Usage¶

Intro¶

Wpull is a command line oriented program much like Wget. It is non-interactive and requires all options to specified on start up. If you are not familiar with Wget, please see the Wikipedia article on Wget.

Example Commands¶

To download the About page of Google.com:

wpull google.com/about

To archive a website:

wpull billy.blogsite.example \
    --warc-file blogsite-billy \
    --no-check-certificate \
    --no-robots --user-agent "InconspiuousWebBrowser/1.0" \
    --wait 0.5 --random-wait --waitretry 600 \
    --page-requisites --recursive --level inf \
    --span-hosts-allow linked-pages,page-requisites \
    --escaped-fragment --strip-session-id \
    --sitemaps \
    --reject-regex "/login\.php" \
    --tries 3 --retry-connrefused --retry-dns-error \
    --timeout 60 --session-timeout 21600 \
    --delete-after --database blogsite-billy.db \
    --quiet --output-file blogsite-billy.log

Wpull can also be invoked using:

python3 -m wpull

Stopping & Resuming¶

To gracefully stop Wpull, press CTRL+C (or send SIGINT). Wpull will quit once the current download has finished. To stop immediately, press CTRL+C again (or send SIGTERM).

If you have used the --database option, Wpull can reuse the existing database for resuming crawls. This behavior is different than --continue. Resuming with --continue is intended for resuming partially downloaded files while --database is intended for resuming partial crawls.

To resume a crawl provided you have used --database, simply reuse the same command options from the previous run. This will maintain the same behavior as the previous run. You may also tweak the options, for example, limit the recursion depth.

Note

When resuming downloads with --warc-file and --database, Wpull will overwrite the WARC file by default. This occurs because Wpull simply maintains a list of URLs that are fetched and not fetched. You should either rename the existing file manually or use the additional option --warc-append or move the files --warc-move.

Proxied Services¶

Wpull is able to use an HTTP proxy server to capture traffic from third-party programs such as PhantomJS. The requests will go through the proxy to Wpull’s HTTP client (which can be recorded with --warc-file).

Warning

Wpull uses the HTTP proxy insecurely on localhost.

It is possible for another user, on the same machine as Wpull, to send bogus requests to the HTTP proxy. Wpull, however, does not expose the HTTP proxy outside to the net by default.

It is not possible to use the proxy standalone at this time.

PhantomJS Integration¶

PhantomJS support is currently experimental.

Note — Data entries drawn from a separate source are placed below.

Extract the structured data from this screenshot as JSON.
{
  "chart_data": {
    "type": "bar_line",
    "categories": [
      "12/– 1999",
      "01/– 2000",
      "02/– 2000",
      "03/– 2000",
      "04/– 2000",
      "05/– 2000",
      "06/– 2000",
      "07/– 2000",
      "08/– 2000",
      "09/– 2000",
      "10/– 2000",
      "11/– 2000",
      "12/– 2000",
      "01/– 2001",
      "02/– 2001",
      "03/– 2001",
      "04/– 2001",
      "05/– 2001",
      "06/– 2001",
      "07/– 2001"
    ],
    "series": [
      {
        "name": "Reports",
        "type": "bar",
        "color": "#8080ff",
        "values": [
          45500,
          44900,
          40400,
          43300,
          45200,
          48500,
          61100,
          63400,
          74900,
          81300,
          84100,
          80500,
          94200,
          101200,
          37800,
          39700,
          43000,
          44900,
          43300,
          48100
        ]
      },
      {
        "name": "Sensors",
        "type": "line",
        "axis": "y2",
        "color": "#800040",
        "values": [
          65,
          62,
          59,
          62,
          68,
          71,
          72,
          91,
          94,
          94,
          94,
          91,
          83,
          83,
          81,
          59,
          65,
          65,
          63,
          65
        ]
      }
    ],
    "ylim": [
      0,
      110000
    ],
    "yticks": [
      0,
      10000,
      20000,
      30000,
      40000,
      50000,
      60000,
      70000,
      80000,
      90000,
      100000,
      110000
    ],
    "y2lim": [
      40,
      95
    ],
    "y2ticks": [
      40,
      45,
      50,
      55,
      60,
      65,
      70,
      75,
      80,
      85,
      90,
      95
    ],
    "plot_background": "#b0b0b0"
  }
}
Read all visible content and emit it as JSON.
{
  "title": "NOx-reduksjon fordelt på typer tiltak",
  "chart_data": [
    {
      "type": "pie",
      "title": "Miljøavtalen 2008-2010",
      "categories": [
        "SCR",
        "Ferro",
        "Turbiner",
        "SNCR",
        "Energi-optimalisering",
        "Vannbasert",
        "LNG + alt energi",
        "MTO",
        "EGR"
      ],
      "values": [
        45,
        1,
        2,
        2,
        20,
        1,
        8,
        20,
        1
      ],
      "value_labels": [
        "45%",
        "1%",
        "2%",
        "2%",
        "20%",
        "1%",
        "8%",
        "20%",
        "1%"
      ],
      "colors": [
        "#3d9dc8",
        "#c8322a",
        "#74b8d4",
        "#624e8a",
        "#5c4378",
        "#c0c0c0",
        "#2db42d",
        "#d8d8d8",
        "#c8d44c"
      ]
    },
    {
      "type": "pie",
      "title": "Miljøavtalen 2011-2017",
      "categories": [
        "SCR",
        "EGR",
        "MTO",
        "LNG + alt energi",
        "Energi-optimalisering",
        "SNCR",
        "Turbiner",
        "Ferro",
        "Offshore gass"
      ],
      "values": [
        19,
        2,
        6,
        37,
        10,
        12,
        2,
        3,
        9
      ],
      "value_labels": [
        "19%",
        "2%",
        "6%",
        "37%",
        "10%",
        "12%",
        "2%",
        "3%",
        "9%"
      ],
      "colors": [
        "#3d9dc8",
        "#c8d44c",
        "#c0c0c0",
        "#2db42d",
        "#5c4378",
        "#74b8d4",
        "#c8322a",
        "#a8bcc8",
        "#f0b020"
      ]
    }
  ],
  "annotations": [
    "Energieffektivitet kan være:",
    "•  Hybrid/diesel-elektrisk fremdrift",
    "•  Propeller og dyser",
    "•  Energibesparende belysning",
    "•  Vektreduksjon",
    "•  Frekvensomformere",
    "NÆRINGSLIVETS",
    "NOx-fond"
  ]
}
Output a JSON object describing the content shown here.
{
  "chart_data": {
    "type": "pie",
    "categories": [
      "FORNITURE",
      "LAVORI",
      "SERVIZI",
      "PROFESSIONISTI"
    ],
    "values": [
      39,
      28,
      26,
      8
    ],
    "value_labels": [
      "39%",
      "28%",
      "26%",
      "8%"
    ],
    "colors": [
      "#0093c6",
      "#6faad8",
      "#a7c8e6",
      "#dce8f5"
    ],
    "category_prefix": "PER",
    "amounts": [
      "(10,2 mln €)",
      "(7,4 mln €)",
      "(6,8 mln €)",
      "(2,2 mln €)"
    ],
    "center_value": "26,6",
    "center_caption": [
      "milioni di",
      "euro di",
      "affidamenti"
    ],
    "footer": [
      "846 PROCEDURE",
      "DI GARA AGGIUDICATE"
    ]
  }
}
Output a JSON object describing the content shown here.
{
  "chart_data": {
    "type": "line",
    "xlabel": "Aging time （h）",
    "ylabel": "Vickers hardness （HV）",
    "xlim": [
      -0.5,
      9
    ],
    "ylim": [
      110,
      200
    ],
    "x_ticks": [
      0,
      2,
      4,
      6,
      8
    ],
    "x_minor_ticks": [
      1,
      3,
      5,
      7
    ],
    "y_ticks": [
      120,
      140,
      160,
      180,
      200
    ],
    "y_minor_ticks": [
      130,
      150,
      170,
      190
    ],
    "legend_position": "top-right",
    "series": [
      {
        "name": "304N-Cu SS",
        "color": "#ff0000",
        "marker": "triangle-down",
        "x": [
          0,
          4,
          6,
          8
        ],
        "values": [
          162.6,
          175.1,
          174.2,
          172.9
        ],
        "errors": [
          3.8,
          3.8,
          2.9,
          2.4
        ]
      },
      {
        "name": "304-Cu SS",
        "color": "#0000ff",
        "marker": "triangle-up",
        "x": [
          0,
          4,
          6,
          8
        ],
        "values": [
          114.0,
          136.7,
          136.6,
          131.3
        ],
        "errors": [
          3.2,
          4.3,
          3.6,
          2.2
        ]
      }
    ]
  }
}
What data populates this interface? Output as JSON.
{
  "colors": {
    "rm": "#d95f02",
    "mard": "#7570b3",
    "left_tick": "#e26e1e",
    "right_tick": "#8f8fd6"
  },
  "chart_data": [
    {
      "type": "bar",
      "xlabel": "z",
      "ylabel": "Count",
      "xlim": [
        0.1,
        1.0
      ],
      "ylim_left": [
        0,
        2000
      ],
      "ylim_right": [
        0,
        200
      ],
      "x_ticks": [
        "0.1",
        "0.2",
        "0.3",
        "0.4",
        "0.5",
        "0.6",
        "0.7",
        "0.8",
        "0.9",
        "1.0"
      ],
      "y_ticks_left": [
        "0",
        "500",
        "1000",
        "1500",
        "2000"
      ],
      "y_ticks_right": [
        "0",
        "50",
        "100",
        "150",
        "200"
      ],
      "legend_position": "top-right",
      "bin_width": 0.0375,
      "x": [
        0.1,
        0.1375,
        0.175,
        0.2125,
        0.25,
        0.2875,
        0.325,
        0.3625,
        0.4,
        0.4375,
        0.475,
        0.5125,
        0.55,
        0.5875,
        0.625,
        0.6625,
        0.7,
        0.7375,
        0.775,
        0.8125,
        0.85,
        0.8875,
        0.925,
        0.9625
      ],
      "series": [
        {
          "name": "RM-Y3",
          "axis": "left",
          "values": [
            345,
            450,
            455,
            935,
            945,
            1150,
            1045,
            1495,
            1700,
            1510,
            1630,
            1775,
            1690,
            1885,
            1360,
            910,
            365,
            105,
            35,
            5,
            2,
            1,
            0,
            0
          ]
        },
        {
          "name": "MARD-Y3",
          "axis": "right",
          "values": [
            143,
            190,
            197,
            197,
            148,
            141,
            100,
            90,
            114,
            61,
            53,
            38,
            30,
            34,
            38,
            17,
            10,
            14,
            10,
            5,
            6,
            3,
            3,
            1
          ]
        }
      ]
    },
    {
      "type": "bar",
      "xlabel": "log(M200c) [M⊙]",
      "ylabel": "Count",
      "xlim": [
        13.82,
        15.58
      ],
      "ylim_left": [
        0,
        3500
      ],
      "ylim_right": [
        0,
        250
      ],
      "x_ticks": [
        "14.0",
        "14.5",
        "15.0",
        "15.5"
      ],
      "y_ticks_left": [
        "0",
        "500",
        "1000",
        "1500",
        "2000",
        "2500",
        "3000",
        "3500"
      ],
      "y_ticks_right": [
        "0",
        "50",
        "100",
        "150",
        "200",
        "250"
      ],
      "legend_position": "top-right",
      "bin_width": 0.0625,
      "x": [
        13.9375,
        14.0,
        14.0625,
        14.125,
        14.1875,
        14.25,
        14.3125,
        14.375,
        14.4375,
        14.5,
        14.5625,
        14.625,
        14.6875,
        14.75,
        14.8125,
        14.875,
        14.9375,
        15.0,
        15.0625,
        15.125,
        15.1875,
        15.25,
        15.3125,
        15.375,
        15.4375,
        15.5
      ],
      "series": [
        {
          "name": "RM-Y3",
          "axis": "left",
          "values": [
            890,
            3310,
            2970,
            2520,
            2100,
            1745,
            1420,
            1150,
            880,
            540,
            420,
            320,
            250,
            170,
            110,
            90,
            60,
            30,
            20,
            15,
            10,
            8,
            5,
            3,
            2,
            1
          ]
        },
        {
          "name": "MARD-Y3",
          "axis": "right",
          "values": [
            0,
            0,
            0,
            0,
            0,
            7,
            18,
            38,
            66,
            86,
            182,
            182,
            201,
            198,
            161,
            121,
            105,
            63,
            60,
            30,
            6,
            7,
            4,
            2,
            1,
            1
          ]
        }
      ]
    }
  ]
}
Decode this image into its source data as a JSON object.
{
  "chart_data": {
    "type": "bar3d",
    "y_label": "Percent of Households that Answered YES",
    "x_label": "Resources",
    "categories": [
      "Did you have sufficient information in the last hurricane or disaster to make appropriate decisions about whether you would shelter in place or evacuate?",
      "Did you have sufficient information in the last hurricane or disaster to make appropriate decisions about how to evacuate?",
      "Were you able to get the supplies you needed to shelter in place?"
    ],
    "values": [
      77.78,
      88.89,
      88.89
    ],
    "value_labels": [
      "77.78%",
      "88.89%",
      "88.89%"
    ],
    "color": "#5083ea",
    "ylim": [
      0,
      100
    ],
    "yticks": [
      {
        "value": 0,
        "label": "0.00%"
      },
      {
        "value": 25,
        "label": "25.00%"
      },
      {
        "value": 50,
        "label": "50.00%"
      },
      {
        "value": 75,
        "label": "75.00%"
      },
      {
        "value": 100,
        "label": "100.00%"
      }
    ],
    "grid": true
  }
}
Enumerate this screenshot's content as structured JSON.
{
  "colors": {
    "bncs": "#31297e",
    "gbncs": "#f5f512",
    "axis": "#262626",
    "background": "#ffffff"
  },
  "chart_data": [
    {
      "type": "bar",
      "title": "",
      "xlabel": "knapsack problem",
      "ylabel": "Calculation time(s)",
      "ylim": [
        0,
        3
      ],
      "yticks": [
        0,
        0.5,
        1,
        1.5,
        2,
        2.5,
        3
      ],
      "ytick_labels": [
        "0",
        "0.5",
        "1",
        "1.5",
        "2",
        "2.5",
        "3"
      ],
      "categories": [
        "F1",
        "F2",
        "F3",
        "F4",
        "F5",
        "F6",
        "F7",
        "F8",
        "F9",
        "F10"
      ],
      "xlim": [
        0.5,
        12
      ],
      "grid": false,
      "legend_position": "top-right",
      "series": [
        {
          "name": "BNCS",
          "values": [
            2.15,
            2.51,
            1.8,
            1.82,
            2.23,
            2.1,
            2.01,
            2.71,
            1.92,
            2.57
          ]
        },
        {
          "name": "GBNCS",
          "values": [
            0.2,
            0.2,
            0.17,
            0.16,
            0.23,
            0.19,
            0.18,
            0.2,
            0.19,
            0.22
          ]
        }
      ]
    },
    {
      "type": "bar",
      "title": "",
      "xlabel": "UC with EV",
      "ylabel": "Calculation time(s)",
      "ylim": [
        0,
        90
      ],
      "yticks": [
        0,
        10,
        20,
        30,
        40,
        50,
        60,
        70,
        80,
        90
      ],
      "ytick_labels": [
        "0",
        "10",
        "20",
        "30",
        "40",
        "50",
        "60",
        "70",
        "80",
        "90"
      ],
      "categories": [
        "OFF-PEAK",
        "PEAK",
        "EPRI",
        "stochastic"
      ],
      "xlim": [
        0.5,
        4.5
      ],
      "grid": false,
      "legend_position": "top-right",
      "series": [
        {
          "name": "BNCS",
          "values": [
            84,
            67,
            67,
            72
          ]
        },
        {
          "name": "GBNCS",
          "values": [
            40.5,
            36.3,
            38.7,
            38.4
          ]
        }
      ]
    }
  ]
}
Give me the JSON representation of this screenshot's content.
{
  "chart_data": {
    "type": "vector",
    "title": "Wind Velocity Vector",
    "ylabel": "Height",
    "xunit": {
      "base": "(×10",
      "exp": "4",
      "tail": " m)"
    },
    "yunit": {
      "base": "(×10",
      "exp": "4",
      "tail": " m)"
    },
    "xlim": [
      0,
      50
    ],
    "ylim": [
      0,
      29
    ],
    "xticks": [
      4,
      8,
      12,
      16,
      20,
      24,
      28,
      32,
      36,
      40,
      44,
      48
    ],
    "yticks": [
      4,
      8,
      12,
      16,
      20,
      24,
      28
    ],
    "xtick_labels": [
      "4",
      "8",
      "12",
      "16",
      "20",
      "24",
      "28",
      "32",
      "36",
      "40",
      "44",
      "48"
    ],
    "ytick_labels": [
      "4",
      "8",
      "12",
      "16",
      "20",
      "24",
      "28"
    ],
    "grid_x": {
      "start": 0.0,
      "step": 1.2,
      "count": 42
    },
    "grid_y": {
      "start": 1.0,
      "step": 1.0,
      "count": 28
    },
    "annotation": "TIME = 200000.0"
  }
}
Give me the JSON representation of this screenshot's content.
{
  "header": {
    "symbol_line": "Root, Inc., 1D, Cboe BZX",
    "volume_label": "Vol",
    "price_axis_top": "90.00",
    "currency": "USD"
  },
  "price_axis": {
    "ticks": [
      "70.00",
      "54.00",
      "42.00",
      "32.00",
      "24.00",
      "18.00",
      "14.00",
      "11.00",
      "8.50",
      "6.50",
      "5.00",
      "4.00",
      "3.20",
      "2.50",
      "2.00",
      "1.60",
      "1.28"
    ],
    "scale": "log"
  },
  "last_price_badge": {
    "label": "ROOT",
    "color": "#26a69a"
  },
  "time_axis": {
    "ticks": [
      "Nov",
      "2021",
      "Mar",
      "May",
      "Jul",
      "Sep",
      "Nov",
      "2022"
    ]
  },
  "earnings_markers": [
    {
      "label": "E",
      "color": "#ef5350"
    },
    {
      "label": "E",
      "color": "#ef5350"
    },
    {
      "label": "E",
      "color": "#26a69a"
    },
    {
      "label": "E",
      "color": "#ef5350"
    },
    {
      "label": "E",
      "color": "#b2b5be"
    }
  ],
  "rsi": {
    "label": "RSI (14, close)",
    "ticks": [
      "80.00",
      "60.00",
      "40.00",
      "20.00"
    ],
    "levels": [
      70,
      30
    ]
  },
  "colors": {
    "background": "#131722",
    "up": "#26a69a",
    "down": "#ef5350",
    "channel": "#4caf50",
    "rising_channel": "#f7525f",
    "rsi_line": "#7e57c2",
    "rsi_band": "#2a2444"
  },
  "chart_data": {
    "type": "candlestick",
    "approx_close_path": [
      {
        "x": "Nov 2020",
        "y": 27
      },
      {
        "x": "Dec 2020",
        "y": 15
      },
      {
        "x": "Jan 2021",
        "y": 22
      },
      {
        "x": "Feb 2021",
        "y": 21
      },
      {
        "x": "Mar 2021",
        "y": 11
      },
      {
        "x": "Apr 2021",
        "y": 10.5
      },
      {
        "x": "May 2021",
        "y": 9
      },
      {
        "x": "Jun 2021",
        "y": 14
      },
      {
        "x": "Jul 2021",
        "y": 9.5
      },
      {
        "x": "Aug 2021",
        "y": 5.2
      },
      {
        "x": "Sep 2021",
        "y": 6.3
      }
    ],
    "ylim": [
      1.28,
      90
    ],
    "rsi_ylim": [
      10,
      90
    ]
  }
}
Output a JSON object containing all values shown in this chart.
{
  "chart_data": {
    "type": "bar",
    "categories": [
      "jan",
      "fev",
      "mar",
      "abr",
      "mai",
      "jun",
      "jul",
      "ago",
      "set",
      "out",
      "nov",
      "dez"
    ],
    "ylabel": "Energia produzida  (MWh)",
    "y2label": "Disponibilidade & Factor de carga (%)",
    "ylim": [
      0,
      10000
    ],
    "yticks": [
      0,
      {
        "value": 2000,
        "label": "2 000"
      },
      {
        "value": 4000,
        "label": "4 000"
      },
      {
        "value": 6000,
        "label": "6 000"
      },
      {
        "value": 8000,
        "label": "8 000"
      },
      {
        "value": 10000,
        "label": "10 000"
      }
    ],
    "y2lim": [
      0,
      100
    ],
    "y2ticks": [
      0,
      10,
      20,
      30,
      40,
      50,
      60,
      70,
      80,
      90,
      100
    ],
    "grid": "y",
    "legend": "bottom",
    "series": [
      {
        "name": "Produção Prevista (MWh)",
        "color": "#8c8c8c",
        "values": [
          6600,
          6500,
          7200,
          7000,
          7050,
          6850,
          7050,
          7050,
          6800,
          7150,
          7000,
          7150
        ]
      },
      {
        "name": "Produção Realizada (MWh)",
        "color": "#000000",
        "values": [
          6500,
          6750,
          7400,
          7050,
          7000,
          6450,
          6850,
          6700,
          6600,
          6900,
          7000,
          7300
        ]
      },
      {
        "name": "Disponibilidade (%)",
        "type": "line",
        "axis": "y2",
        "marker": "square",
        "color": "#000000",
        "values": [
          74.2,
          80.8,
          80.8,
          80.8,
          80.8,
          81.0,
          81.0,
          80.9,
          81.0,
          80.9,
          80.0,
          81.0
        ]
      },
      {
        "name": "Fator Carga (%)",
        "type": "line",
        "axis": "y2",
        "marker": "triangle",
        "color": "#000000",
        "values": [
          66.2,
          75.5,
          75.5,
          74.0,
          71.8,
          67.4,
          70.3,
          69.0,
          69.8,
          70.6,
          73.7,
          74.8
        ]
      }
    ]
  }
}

--phantomjs will enable PhantomJS integration.

If a HTML document is encountered, Wpull will open the URL in PhantomJS. After the page is loaded, Wpull will try to scroll the page as specified by --phantomjs-scroll. Then, the HTML DOM source is scraped for URLs as normal. HTML and PDF snapshots are taken by default.

Currently, Wpull will not do anything else to manipulate the page such as clicking on links. As a consequence, Wpull with PhantomJS is not a complete solution for dynamic web pages yet!

Storing console logs and alert messages inside the WARC file is not yet supported.

youtube-dl Integration¶

youtube-dl support is currently experimental.

--youtube-dl will enable youtube-dl integration.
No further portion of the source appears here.